To our knowledge, this is the largest study of COVID-19 vaccine uptake, safety and effectiveness in immunocompromised populations. There are some limitations in our study. Firstly, we categorised our target population using hospital records with diagnostic codes or drug prescriptions related to having an immunocompromised condition for a 6-month period before the study start date (24 months for bone marrow transplant patients), which may have led to misclassification biases. Second, due to a limited number of severe outcome cases after the fourth dose within the immunocompromised population, our assessment of vaccine effectiveness and safety was primarily centred on the effectiveness and safety of the vaccine for the initial three doses, as reflected in our subgroup analyses. Third, despite conforming with pre-defined definitions used in national reports31, classification of outcomes according to presence of a positive COVID-19 test within a specified time period before a hospital admission or death may misclassify cases where COVID-19 is an incidental finding rather than the primary reason for admission or death. Fourth, we did not investigate adverse events related to worsening or exacerbation of pre-existing immune-related conditions, which may have differed from new presentations.

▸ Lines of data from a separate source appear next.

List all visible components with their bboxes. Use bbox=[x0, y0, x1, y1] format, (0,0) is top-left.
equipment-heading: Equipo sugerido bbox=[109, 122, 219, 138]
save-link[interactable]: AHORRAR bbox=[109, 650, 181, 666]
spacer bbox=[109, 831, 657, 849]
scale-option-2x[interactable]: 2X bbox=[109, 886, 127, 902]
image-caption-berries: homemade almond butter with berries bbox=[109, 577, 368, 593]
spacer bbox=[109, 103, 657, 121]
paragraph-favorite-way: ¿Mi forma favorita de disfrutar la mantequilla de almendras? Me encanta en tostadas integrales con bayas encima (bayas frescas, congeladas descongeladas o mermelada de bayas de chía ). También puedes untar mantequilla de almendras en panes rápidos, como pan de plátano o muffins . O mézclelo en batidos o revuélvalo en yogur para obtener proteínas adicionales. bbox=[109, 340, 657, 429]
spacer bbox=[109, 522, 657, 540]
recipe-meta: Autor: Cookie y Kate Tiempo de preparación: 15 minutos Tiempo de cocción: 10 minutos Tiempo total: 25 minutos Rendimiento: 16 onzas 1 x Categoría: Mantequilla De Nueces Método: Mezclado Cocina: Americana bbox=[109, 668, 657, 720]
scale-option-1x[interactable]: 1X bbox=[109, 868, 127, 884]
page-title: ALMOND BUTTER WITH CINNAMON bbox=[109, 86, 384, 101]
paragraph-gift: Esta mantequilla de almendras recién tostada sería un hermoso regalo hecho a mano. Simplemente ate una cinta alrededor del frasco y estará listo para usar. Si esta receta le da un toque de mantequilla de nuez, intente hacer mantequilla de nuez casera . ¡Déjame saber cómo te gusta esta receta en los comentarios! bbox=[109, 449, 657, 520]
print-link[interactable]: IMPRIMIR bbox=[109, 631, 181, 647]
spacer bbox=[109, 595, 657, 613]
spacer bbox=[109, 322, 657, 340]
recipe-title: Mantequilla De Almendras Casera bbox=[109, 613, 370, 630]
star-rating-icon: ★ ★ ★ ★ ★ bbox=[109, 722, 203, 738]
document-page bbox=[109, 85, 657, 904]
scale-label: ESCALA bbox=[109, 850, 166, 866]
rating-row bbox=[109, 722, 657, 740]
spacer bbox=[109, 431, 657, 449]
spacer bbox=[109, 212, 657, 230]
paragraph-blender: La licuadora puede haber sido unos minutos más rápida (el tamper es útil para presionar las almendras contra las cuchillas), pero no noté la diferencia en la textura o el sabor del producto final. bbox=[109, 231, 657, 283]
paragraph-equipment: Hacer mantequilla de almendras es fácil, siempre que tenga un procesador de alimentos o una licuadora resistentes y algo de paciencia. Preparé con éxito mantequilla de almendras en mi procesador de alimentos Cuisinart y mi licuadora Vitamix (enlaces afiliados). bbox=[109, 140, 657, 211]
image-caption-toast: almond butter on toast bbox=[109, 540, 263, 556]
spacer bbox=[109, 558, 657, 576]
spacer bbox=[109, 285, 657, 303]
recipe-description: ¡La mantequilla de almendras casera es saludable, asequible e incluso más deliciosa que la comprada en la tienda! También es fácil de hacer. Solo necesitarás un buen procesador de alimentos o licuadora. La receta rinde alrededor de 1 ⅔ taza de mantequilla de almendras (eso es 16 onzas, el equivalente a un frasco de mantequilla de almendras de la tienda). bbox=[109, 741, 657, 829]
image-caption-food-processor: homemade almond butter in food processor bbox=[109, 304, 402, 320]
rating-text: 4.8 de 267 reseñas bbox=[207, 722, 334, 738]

In summary, we found that overall uptake of COVID-19 vaccines in immunocompromised people in England was high, but that there were disparities in uptake across different ethnic and socioeconomic groups. We also found that two to three doses of any COVID-19 vaccine were protective against COVID-19-related hospitalisation, ICU admission and death in immunocompromised people, and that vaccine effectiveness was comparable to the general population . The safety profile of COVID-19 vaccines was found to be comparable in immunocompromised people and the general population. These findings underscore the importance of ongoing vaccination prioritisation for immunocompromised individuals to maximise the protection against severe COVID-19-related outcomes.